Hello you - part 2: Something changed

When I watched the news tonight, I realized that something changed. I always wonder who these people are, who'se faces you can see in...

When I watched the news tonight, I realized that something changed. I always wonder who these people are, who'se faces you can see in the news. Every evening they show the same typical pictures of crowds of refugees walking through Europe. But tonight I wasn’t wondering who they are. Instead I looked in their faces and felt like I know them. I saw an expression in a young boys eyes and I realized I know this expression very well. I know those dark eyes, sun-tanned skin and a little bit of a smile. And then I saw a young man and he looked so similar to people I met. I saw the fear covered under many layers of hope.

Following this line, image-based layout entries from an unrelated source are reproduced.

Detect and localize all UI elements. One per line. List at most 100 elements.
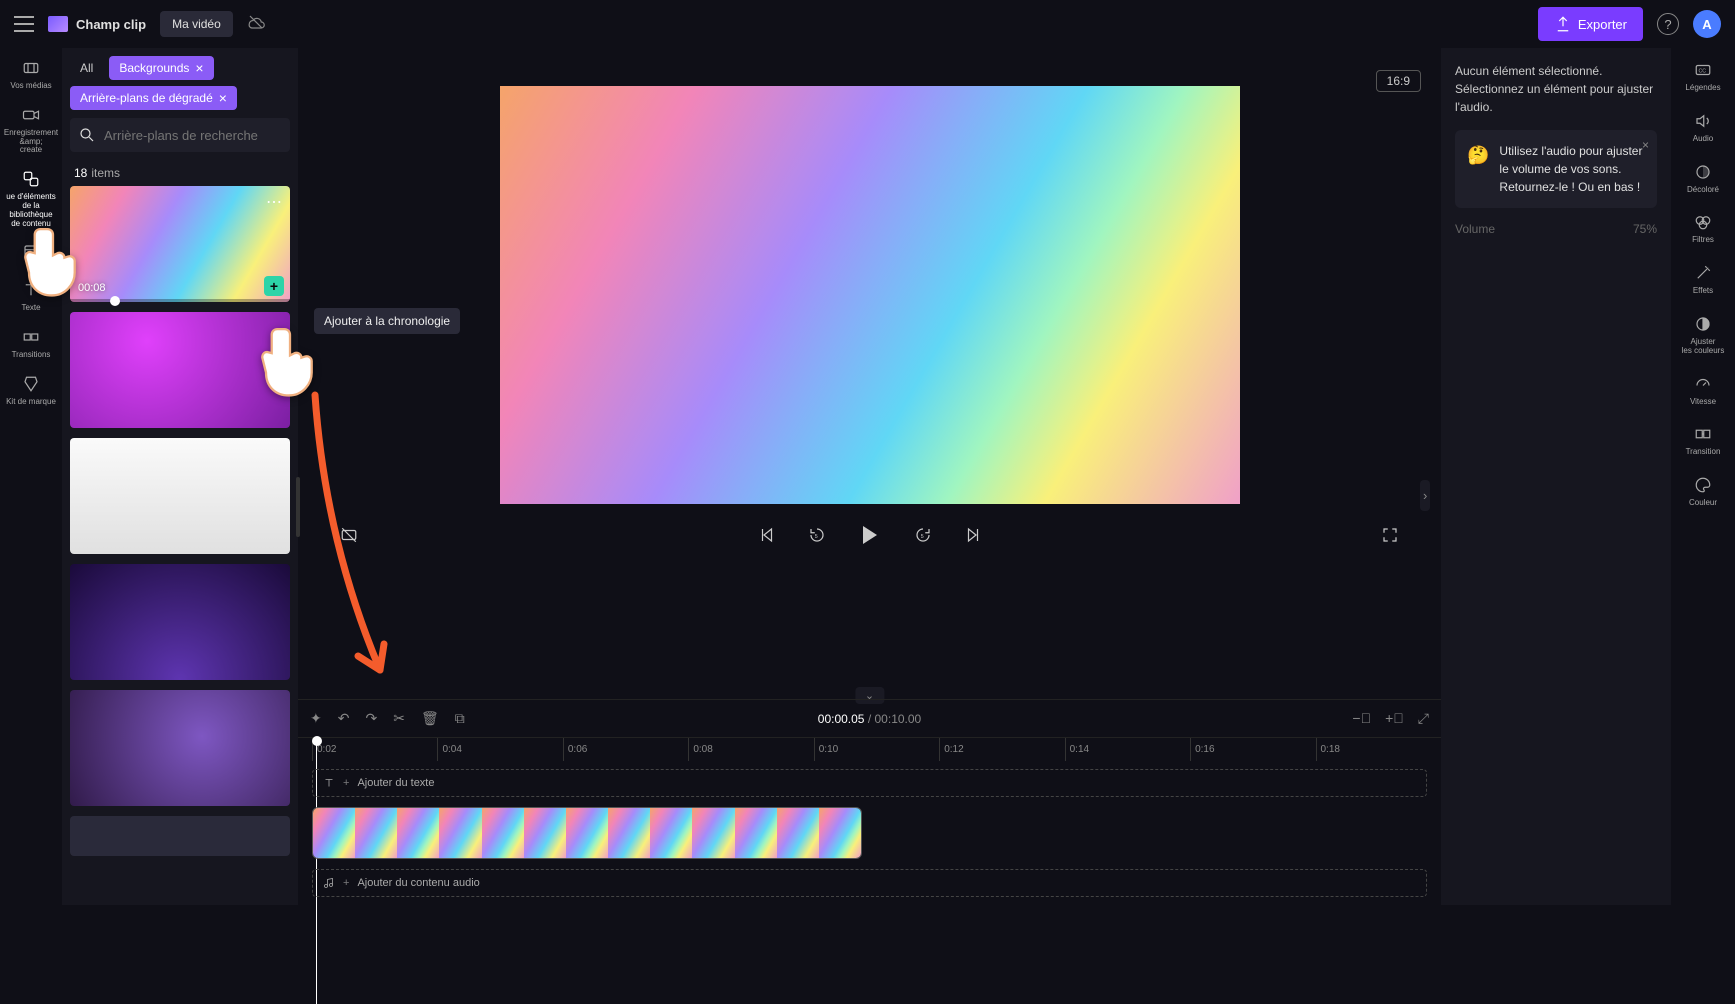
cc-icon: CC — [1693, 60, 1713, 80]
rail-effects[interactable]: Effets — [1672, 255, 1734, 304]
right-tool-rail: CCLégendes Audio Décoloré Filtres Effets… — [1671, 48, 1735, 905]
forward-icon[interactable]: 5 — [912, 524, 934, 546]
magic-tool-icon[interactable]: ✦ — [310, 710, 322, 727]
svg-text:CC: CC — [1699, 68, 1707, 74]
contrast-icon — [1693, 314, 1713, 334]
rewind-icon[interactable]: 5 — [806, 524, 828, 546]
redo-icon[interactable]: ↷ — [365, 710, 377, 727]
close-icon[interactable]: × — [219, 90, 227, 106]
ruler-mark: 0:06 — [563, 738, 688, 761]
annotation-hand-pointer — [255, 320, 325, 403]
user-avatar[interactable]: A — [1693, 10, 1721, 38]
expand-handle-icon[interactable]: › — [1420, 480, 1430, 511]
search-input[interactable] — [104, 128, 282, 143]
zoom-out-icon[interactable]: −⃝ — [1352, 710, 1371, 727]
svg-text:5: 5 — [814, 534, 817, 540]
ruler-mark: 0:04 — [437, 738, 562, 761]
fullscreen-icon[interactable] — [1379, 524, 1401, 546]
palette-icon — [1693, 475, 1713, 495]
media-item[interactable] — [70, 816, 290, 856]
timeline-toolbar: ✦ ↶ ↷ ✂ 🗑 ⧉ 00:00.05 / 00:10.00 −⃝ +⃝ ⤢ — [298, 699, 1441, 737]
chip-backgrounds[interactable]: Backgrounds × — [109, 56, 213, 80]
speed-icon — [1693, 374, 1713, 394]
add-timeline-tooltip: Ajouter à la chronologie — [314, 308, 460, 334]
item-count: 18items — [70, 160, 290, 186]
cloud-sync-icon[interactable] — [247, 13, 265, 36]
media-item-violet[interactable] — [70, 690, 290, 806]
add-to-timeline-button[interactable]: + — [264, 276, 284, 296]
timeline-timecode: 00:00.05 / 00:10.00 — [818, 712, 921, 726]
nav-your-media[interactable]: Vos médias — [1, 52, 61, 97]
text-track-dropzone[interactable]: + Ajouter du texte — [312, 769, 1427, 797]
transitions-icon — [21, 327, 41, 347]
app-name: Champ clip — [76, 17, 146, 32]
rail-audio[interactable]: Audio — [1672, 103, 1734, 152]
undo-icon[interactable]: ↶ — [338, 710, 350, 727]
effects-icon — [1693, 263, 1713, 283]
timeline-clip[interactable] — [312, 807, 862, 859]
aspect-ratio-button[interactable]: 16:9 — [1376, 70, 1421, 92]
search-input-wrapper[interactable] — [70, 118, 290, 152]
nav-record-create[interactable]: Enregistrement &amp; create — [1, 99, 61, 161]
help-icon[interactable]: ? — [1657, 13, 1679, 35]
filters-icon — [1693, 212, 1713, 232]
preview-canvas[interactable] — [500, 86, 1240, 504]
delete-icon[interactable]: 🗑 — [421, 710, 439, 727]
left-sidebar: Vos médias Enregistrement &amp; create u… — [0, 48, 62, 905]
play-button[interactable] — [856, 524, 884, 546]
ruler-mark: 0:10 — [814, 738, 939, 761]
video-title-button[interactable]: Ma vidéo — [160, 11, 233, 37]
rail-transition[interactable]: Transition — [1672, 416, 1734, 465]
no-selection-message: Aucun élément sélectionné. Sélectionnez … — [1455, 62, 1657, 116]
library-icon — [21, 169, 41, 189]
rail-adjust-colors[interactable]: Ajuster les couleurs — [1672, 306, 1734, 364]
audio-track-dropzone[interactable]: + Ajouter du contenu audio — [312, 869, 1427, 897]
speaker-icon — [1693, 111, 1713, 131]
timeline-tracks: + Ajouter du texte + Ajouter du contenu … — [298, 761, 1441, 905]
close-icon[interactable]: × — [195, 60, 203, 76]
rail-speed[interactable]: Vitesse — [1672, 366, 1734, 415]
tip-emoji-icon: 🤔 — [1467, 142, 1489, 196]
brand-kit-icon — [21, 374, 41, 394]
ruler-mark: 0:08 — [688, 738, 813, 761]
tip-box: 🤔 Utilisez l'audio pour ajuster le volum… — [1455, 130, 1657, 208]
hide-preview-icon[interactable] — [338, 524, 360, 546]
media-icon — [21, 58, 41, 78]
rail-filters[interactable]: Filtres — [1672, 204, 1734, 253]
more-icon[interactable]: ⋯ — [266, 192, 282, 212]
volume-row: Volume 75% — [1455, 222, 1657, 236]
rail-color[interactable]: Couleur — [1672, 467, 1734, 516]
cut-icon[interactable]: ✂ — [393, 710, 405, 727]
media-item-gradient-pastel[interactable]: ⋯ 00:08 + — [70, 186, 290, 302]
nav-brand-kit[interactable]: Kit de marque — [1, 368, 61, 413]
export-button[interactable]: Exporter — [1538, 7, 1643, 41]
ruler-mark: 0:14 — [1065, 738, 1190, 761]
properties-panel: Aucun élément sélectionné. Sélectionnez … — [1441, 48, 1671, 905]
skip-start-icon[interactable] — [756, 524, 778, 546]
ruler-mark: 0:02 — [312, 738, 437, 761]
ruler-mark: 0:12 — [939, 738, 1064, 761]
close-icon[interactable]: × — [1642, 136, 1649, 154]
skip-end-icon[interactable] — [962, 524, 984, 546]
zoom-in-icon[interactable]: +⃝ — [1385, 710, 1404, 727]
app-logo[interactable]: Champ clip — [48, 16, 146, 32]
center-area: 16:9 5 5 ⌄ ✦ ↶ — [298, 48, 1441, 905]
menu-icon[interactable] — [14, 14, 34, 34]
preview-scrubber[interactable] — [110, 296, 120, 306]
chip-all[interactable]: All — [70, 56, 103, 80]
rail-captions[interactable]: CCLégendes — [1672, 52, 1734, 101]
timeline-ruler[interactable]: 0:020:040:060:080:100:120:140:160:18 — [298, 737, 1441, 761]
camera-icon — [21, 105, 41, 125]
duplicate-icon[interactable]: ⧉ — [455, 710, 465, 727]
playhead[interactable] — [312, 736, 322, 746]
media-panel: All Backgrounds × Arrière-plans de dégra… — [62, 48, 298, 905]
fit-icon[interactable]: ⤢ — [1418, 710, 1429, 727]
media-item-white[interactable] — [70, 438, 290, 554]
svg-text:5: 5 — [920, 534, 923, 540]
chip-gradient-backgrounds[interactable]: Arrière-plans de dégradé × — [70, 86, 237, 110]
nav-transitions[interactable]: Transitions — [1, 321, 61, 366]
rail-fade[interactable]: Décoloré — [1672, 154, 1734, 203]
ruler-mark: 0:18 — [1316, 738, 1441, 761]
search-icon — [78, 126, 96, 144]
media-item-indigo[interactable] — [70, 564, 290, 680]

Every time I spend time with the refugees I want to ask them about their stories. I'm interested what kind of hopes they have, what they imagine their future can look like. But my Arabic is almost non-existant and their German is getting better every week but still not that much after half a year in Germany. So even if they understood my question what should they say? 
Instead we just play games. Most of the time we play with kids but sometimes the parents and older siblings join us. Once we played a horse memory with some men for almost two hours. And I can tell you I never had more fun playing than with them. Often we play without rules but if on kid finally understood the rules, they teach each other. Playing games is better than just sitting next to each other unable to talk for more than five minutes. But when we play we understand each other. We understand the foreign words because we know what they mean, or because we see the expression in their faces. The expression I realize again when I see the young boy in the news on tv.

It’s a special relationship we build, but it’s a relationship. And relationships are the most important thing. Through relationships we learn a new language faster, we are less alone, we learn more about a new culture, bureaucratic stuff gets easier because we can help each other, overall it get’s easier to be in a foreign country. So on some days I was wondering why I was going there, just playing games, just drawing pictures, just hugging each other, just walking around together. I got annoyed because I wanted to do something great to really help them, something that would make a change immediately. But I had no idea what to do, where to start. But then I realized that the most important thing I can do is to just be there. Just be there. Be a friend. I realized that the most important thing was to build relationships. We learned each others names first, then we started to teach us each others language.

There’re a lot of people who don’t agree with me. People, who  try to do something good by volunteering. There is nothing bad about this, but there is a whole lot more in it. If you stop being a volunteer and start being a friend, a lot will change.
And there are a lot of people who are afraid. Afraid to meet those people, afraid to go there. Even most volunteers are afraid to get too close. We don’t realize how similar we are to those people and not how similar they are to us. We are afraid they might steal, rape or start fights. And I know those things are happening, but I won’t be afraid. 

I won’t be afraid. Because there is this love God put in my heart for those people and I can’t stop myself from getting closer, from making friends. And the people I spend my time with, they will feel this love. The Almighty God who put this love in me, he promised me that he walks with me. He sent me to these refugees, and he told me not to be afraid. So why should I?